Target date funds – which have been increasingly used as the default investment option in workplace retirement plans since the mid-2000s – start out being equity-heavy and gradually adapt to a more conservative investment strategy as the individual ages, thus saving people from having to actively rebalance their investments between stocks and bonds.
Many Americans who don’t know how to allocate their retirement savings end up choosing the default investment option provided in their employer-sponsored retirement plan. These days, that default is often a target date fund or TDF. This “set and forget” model has been well received by American workers, with total assets invested in TDFs rising to over $2 trillion, up from just $8 billion in 2000.
“They were very effective,” saidprofessor of finance and co-director of the MIT Golub Center for Finance and Policy.
Since stocks are riskier than bonds but offer higher expected growth rates, “a target date fund can start with 80% or 90% of your money in stocks when you’re under 35,” he said. Parker said. After age 45, that percentage gradually declines so that “older households that are no longer working aren’t too exposed to stock market fluctuations,” said Parker, co-author of a new working paper, “Household Portfolios and Retirement Saving Over the Life”. Cycle.”
Stocks on the rise
Investors now hold around 70% of their assets on the stock market. Before 2000, this number was 58%.

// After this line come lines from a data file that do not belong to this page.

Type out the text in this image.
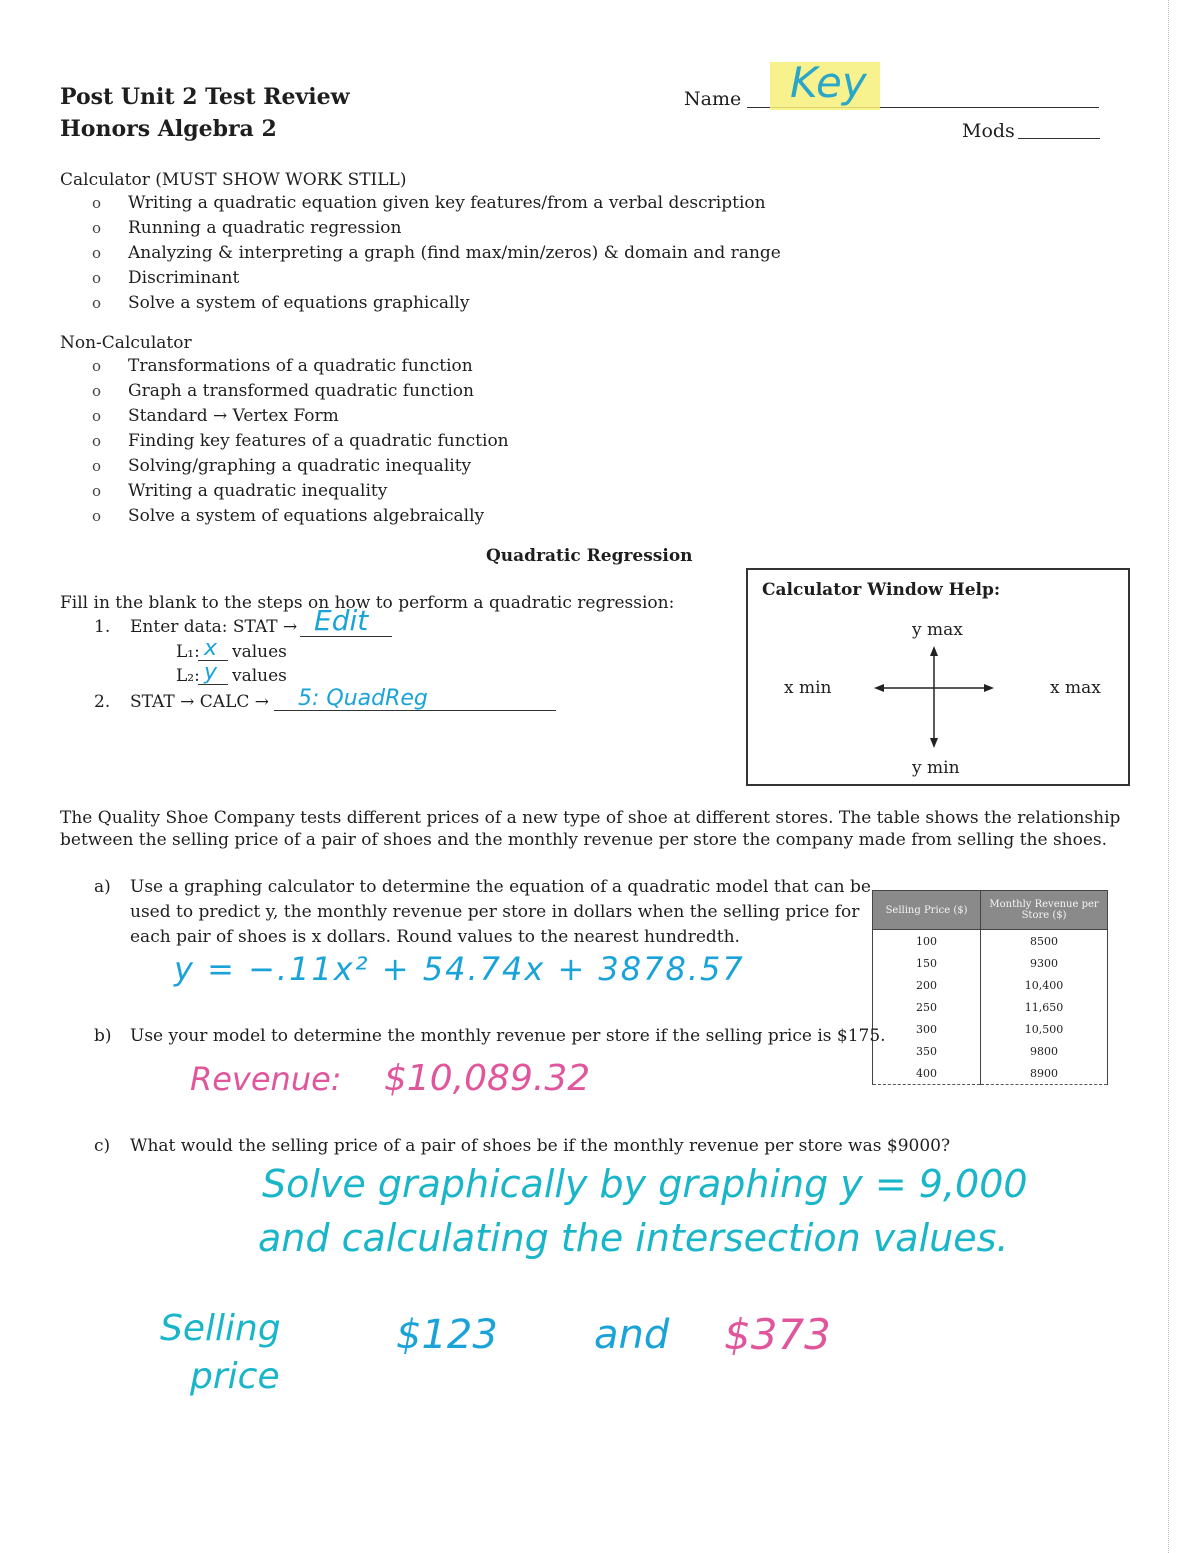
Post Unit 2 Test Review
Honors Algebra 2
Name Key
Mods
Calculator (MUST SHOW WORK STILL)
o	Writing a quadratic equation given key features/from a verbal description
o	Running a quadratic regression
o	Analyzing & interpreting a graph (find max/min/zeros) & domain and range
o	Discriminant
o	Solve a system of equations graphically
Non-Calculator
o	Transformations of a quadratic function
o	Graph a transformed quadratic function
o	Standard → Vertex Form
o	Finding key features of a quadratic function
o	Solving/graphing a quadratic inequality
o	Writing a quadratic inequality
o	Solve a system of equations algebraically
Quadratic Regression
Fill in the blank to the steps on how to perform a quadratic regression:
1. Enter data: STAT → Edit
L₁: x values
L₂: y values
2. STAT → CALC → 5: QuadReg
Calculator Window Help:
y max
y min
x min	x max
The Quality Shoe Company tests different prices of a new type of shoe at different stores. The table shows the relationship
between the selling price of a pair of shoes and the monthly revenue per store the company made from selling the shoes.
a) Use a graphing calculator to determine the equation of a quadratic model that can be
used to predict y, the monthly revenue per store in dollars when the selling price for
each pair of shoes is x dollars. Round values to the nearest hundredth.
y = −.11x² + 54.74x + 3878.57
Selling Price ($)	Monthly Revenue per Store ($)
100	8500
150	9300
200	10,400
250	11,650
300	10,500
350	9800
400	8900
b) Use your model to determine the monthly revenue per store if the selling price is $175.
Revenue: $10,089.32
c) What would the selling price of a pair of shoes be if the monthly revenue per store was $9000?
Solve graphically by graphing y = 9,000
and calculating the intersection values.
Selling
price
$123 and $373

On average, investors today hold about 70% of their wealth on the stock exchange, a figure higher than in previous decades. An earlier study looking at retirement savings before 2000 showed an average stock share of 58% and no stock rebalancing as people age, the authors noted in their research.

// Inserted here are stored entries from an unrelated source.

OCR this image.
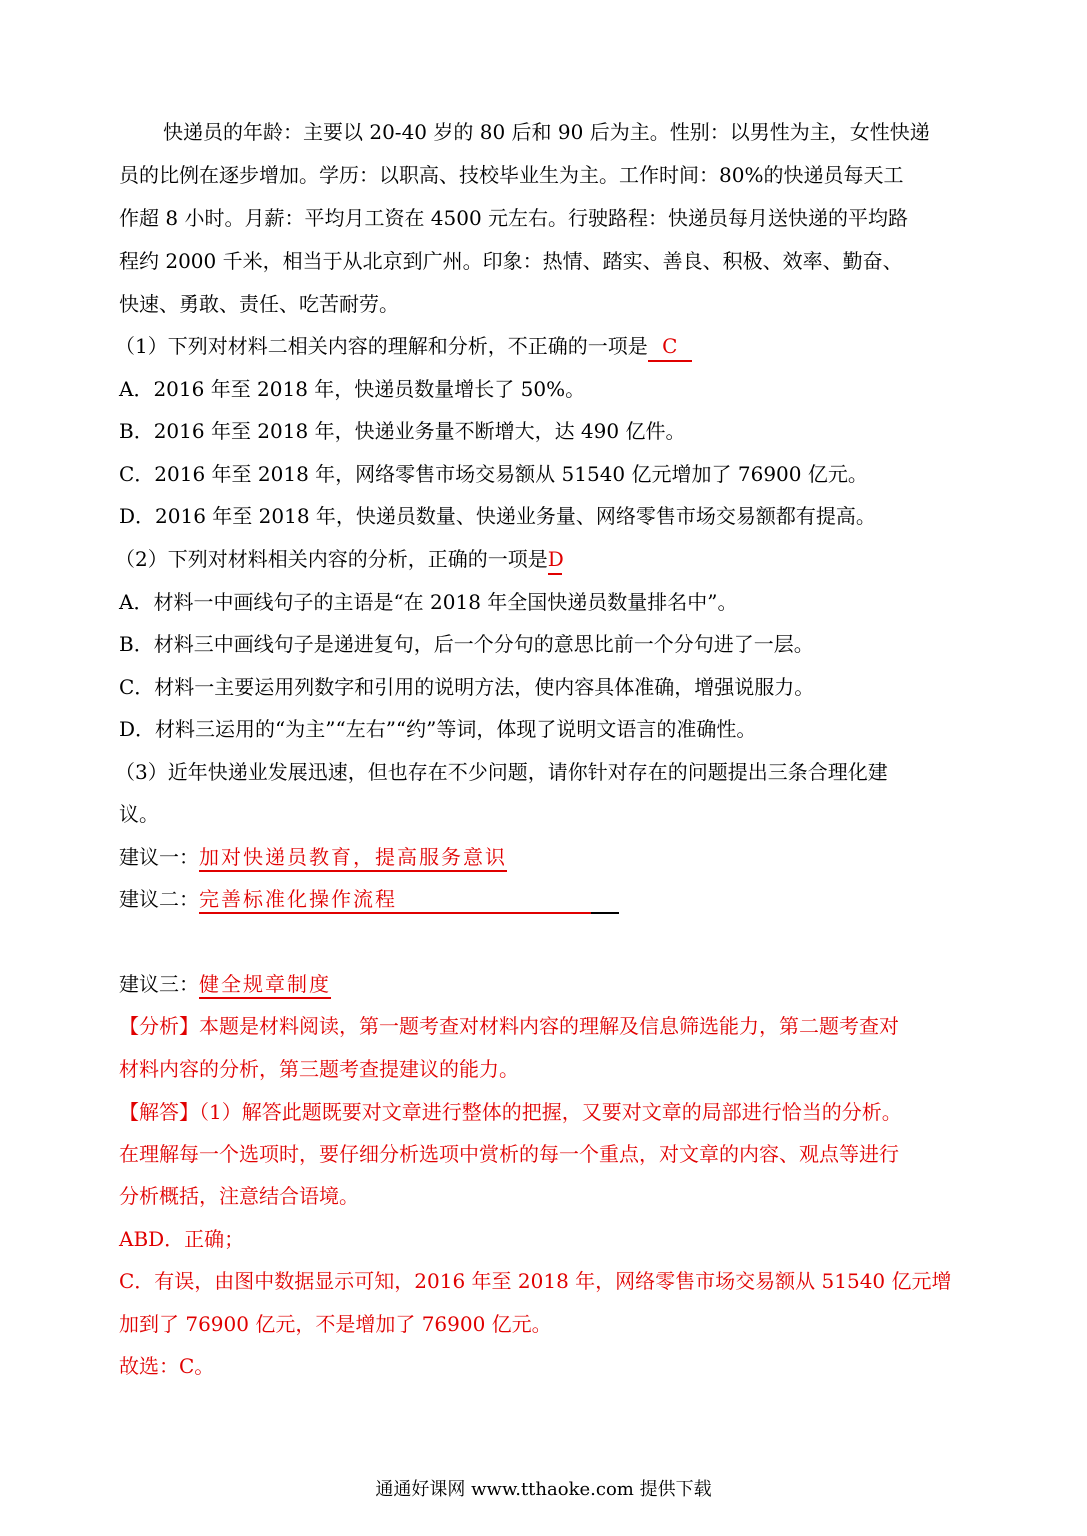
快递员的年龄：主要以 20-40 岁的 80 后和 90 后为主。性别：以男性为主，女性快递
员的比例在逐步增加。学历：以职高、技校毕业生为主。工作时间：80%的快递员每天工
作超 8 小时。月薪：平均月工资在 4500 元左右。行驶路程：快递员每月送快递的平均路
程约 2000 千米，相当于从北京到广州。印象：热情、踏实、善良、积极、效率、勤奋、
快速、勇敢、责任、吃苦耐劳。
（1）下列对材料二相关内容的理解和分析，不正确的一项是 C
A．2016 年至 2018 年，快递员数量增长了 50%。
B．2016 年至 2018 年，快递业务量不断增大，达 490 亿件。
C．2016 年至 2018 年，网络零售市场交易额从 51540 亿元增加了 76900 亿元。
D．2016 年至 2018 年，快递员数量、快递业务量、网络零售市场交易额都有提高。
（2）下列对材料相关内容的分析，正确的一项是D
A．材料一中画线句子的主语是“在 2018 年全国快递员数量排名中”。
B．材料三中画线句子是递进复句，后一个分句的意思比前一个分句进了一层。
C．材料一主要运用列数字和引用的说明方法，使内容具体准确，增强说服力。
D．材料三运用的“为主”“左右”“约”等词，体现了说明文语言的准确性。
（3）近年快递业发展迅速，但也存在不少问题，请你针对存在的问题提出三条合理化建
议。
建议一：加对快递员教育，提高服务意识
建议二：完善标准化操作流程
建议三：健全规章制度
【分析】本题是材料阅读，第一题考查对材料内容的理解及信息筛选能力，第二题考查对
材料内容的分析，第三题考查提建议的能力。
【解答】（1）解答此题既要对文章进行整体的把握，又要对文章的局部进行恰当的分析。
在理解每一个选项时，要仔细分析选项中赏析的每一个重点，对文章的内容、观点等进行
分析概括，注意结合语境。
ABD．正确；
C．有误，由图中数据显示可知，2016 年至 2018 年，网络零售市场交易额从 51540 亿元增
加到了 76900 亿元，不是增加了 76900 亿元。
故选：C。
通通好课网 www.tthaoke.com 提供下载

Part of the reason for this change can be attributed to the Pension Protection Act 2006, which allowed TDFs to be used as the default option in an employer’s retirement savings plan.
The authors were curious whether TDFs had accelerated the increase in a worker’s allocation to equity and whether there was in fact a subsequent rebalancing towards safer assets over time.

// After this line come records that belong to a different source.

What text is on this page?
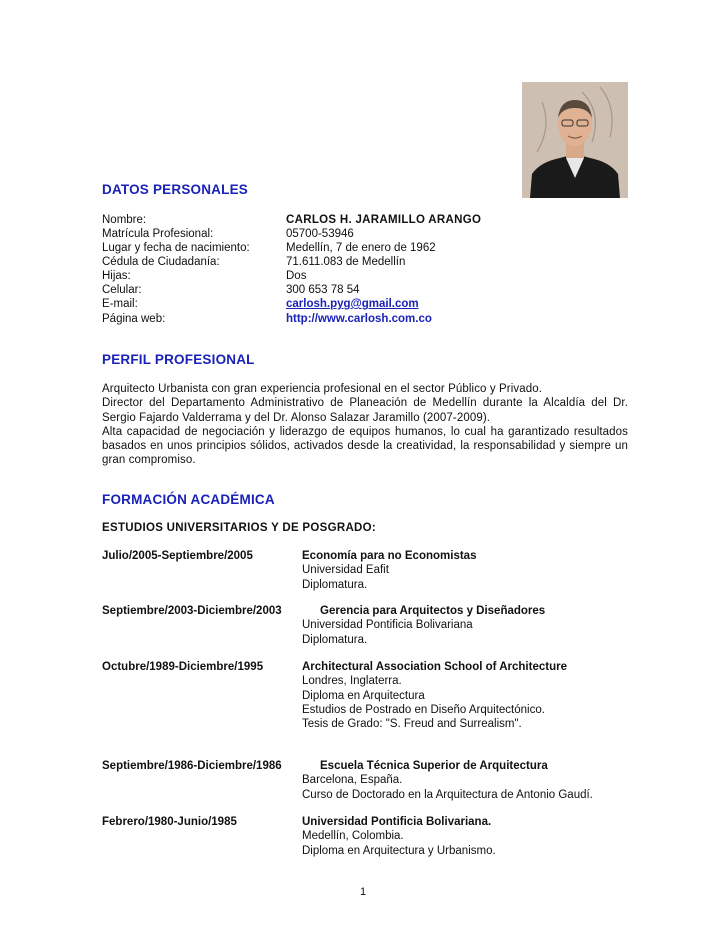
DATOS PERSONALES
Nombre:	CARLOS H. JARAMILLO ARANGO
Matrícula Profesional:	05700-53946
Lugar y fecha de nacimiento:	Medellín, 7 de enero de 1962
Cédula de Ciudadanía:	71.611.083 de Medellín
Hijas:	Dos
Celular:	300 653 78 54
E-mail:	carlosh.pyg@gmail.com
Página web:	http://www.carlosh.com.co
PERFIL PROFESIONAL

Arquitecto Urbanista con gran experiencia profesional en el sector Público y Privado.

Director del Departamento Administrativo de Planeación de Medellín durante la Alcaldía del Dr. Sergio Fajardo Valderrama y del Dr. Alonso Salazar Jaramillo (2007-2009).

Alta capacidad de negociación y liderazgo de equipos humanos, lo cual ha garantizado resultados basados en unos principios sólidos, activados desde la creatividad, la responsabilidad y siempre un gran compromiso.

FORMACIÓN ACADÉMICA
ESTUDIOS UNIVERSITARIOS Y DE POSGRADO:
Julio/2005-Septiembre/2005	Economía para no Economistas
Universidad Eafit
Diplomatura.
Septiembre/2003-Diciembre/2003	Gerencia para Arquitectos y Diseñadores
Universidad Pontificia Bolivariana
Diplomatura.
Octubre/1989-Diciembre/1995	Architectural Association School of Architecture
Londres, Inglaterra.
Diploma en Arquitectura
Estudios de Postrado en Diseño Arquitectónico.
Tesis de Grado: "S. Freud and Surrealism".
Septiembre/1986-Diciembre/1986	Escuela Técnica Superior de Arquitectura
Barcelona, España.
Curso de Doctorado en la Arquitectura de Antonio Gaudí.
Febrero/1980-Junio/1985	Universidad Pontificia Bolivariana.
Medellín, Colombia.
Diploma en Arquitectura y Urbanismo.
1
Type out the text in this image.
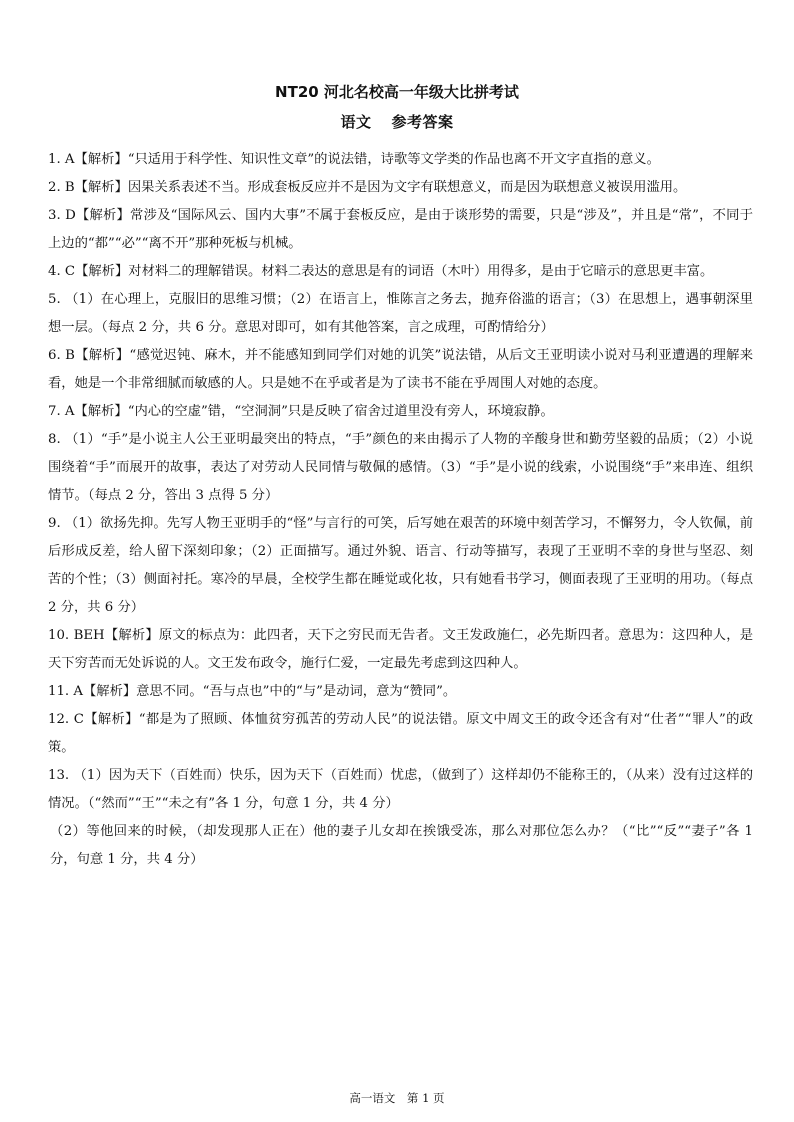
NT20 河北名校高一年级大比拼考试
语文 参考答案

1. A【解析】“只适用于科学性、知识性文章”的说法错，诗歌等文学类的作品也离不开文字直指的意义。

2. B【解析】因果关系表述不当。形成套板反应并不是因为文字有联想意义，而是因为联想意义被误用滥用。

3. D【解析】常涉及“国际风云、国内大事”不属于套板反应，是由于谈形势的需要，只是“涉及”，并且是“常”，不同于上边的“都”“必”“离不开”那种死板与机械。

4. C【解析】对材料二的理解错误。材料二表达的意思是有的词语（木叶）用得多，是由于它暗示的意思更丰富。

5. （1）在心理上，克服旧的思维习惯；（2）在语言上，惟陈言之务去，抛弃俗滥的语言；（3）在思想上，遇事朝深里想一层。（每点 2 分，共 6 分。意思对即可，如有其他答案，言之成理，可酌情给分）

6. B【解析】“感觉迟钝、麻木，并不能感知到同学们对她的讥笑”说法错，从后文王亚明读小说对马利亚遭遇的理解来看，她是一个非常细腻而敏感的人。只是她不在乎或者是为了读书不能在乎周围人对她的态度。

7. A【解析】“内心的空虚”错，“空洞洞”只是反映了宿舍过道里没有旁人，环境寂静。

8. （1）“手”是小说主人公王亚明最突出的特点，“手”颜色的来由揭示了人物的辛酸身世和勤劳坚毅的品质；（2）小说围绕着“手”而展开的故事，表达了对劳动人民同情与敬佩的感情。（3）“手”是小说的线索，小说围绕“手”来串连、组织情节。（每点 2 分，答出 3 点得 5 分）

9. （1）欲扬先抑。先写人物王亚明手的“怪”与言行的可笑，后写她在艰苦的环境中刻苦学习，不懈努力，令人钦佩，前后形成反差，给人留下深刻印象；（2）正面描写。通过外貌、语言、行动等描写，表现了王亚明不幸的身世与坚忍、刻苦的个性；（3）侧面衬托。寒冷的早晨，全校学生都在睡觉或化妆，只有她看书学习，侧面表现了王亚明的用功。（每点 2 分，共 6 分）

10. BEH【解析】原文的标点为：此四者，天下之穷民而无告者。文王发政施仁，必先斯四者。意思为：这四种人，是天下穷苦而无处诉说的人。文王发布政令，施行仁爱，一定最先考虑到这四种人。

11. A【解析】意思不同。“吾与点也”中的“与”是动词，意为“赞同”。

12. C【解析】“都是为了照顾、体恤贫穷孤苦的劳动人民”的说法错。原文中周文王的政令还含有对“仕者”“罪人”的政策。

13. （1）因为天下（百姓而）快乐，因为天下（百姓而）忧虑，（做到了）这样却仍不能称王的，（从来）没有过这样的情况。（“然而”“王”“未之有”各 1 分，句意 1 分，共 4 分）

（2）等他回来的时候，（却发现那人正在）他的妻子儿女却在挨饿受冻，那么对那位怎么办？（“比”“反”“妻子”各 1 分，句意 1 分，共 4 分）

高一语文　第 1 页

To find out, they used anonymized portfolio data covering millions of investors and trillions of financial wealth from a major US financial institution. The researchers compared data from the two years before the establishment of the Pension Protection Act (when the default fund was not a TDF) with the two years after the law, when the TDF option was adopted. By controlling for the company and the age of the individual, “we can infer what the causal effect of having a target date fund as their default fund is on their investment behavior,” Parker said.
The authors found that adopting a TDF as a qualified default investment alternative led younger new enrollees to invest more of their financial wealth in the stock market compared to those who did not. the TDF option.
“What we find is that younger households with a default target date fund tend to have a higher equity share on average” whereas the equity shares of older people when they are hired by the company “tend not to move much, consistent with the fact that these are the stocks they might have picked anyway” because they wanted to be in safer assets.
Parker said the causal effect of having a default TDF at the start of savings is short-lived.
“A lot of the effects that we see are quite muted around five years after people initially enroll,” he said.
Parker suspects that investors who enrolled in a retirement plan before the change in the default option adopted TDFs or TDF-like strategies over time, like their peers who enrolled after the change in the option. option, perhaps in response to conversations they have had with financial advisors or with colleagues. .
Going forward, Parker expects TDFs to continue to grow in popularity because they make life easier for typical Americans who are busy, don’t know how to allocate their portfolios, or have no interest in actively managing their portfolios. It’s also worth keeping in mind that TDFs have significant quantitative effects on stock prices, and if they continue to gain popularity, they could reduce stock market volatility.
“Although people ultimately have a choice, sometimes they don’t know what to do, so if we can get good economic advice within the regulatory framework and financial institutions design products that work well, then we will end up in a better place,” Parker said. Giving people the ability to save for retirement automatically, simply, and affordably “is a boon to people’s ability to have sufficient funds when they retire.”
The research was co-authored by Duncan Simester and Allison T. Cole, all of MIT Sloan.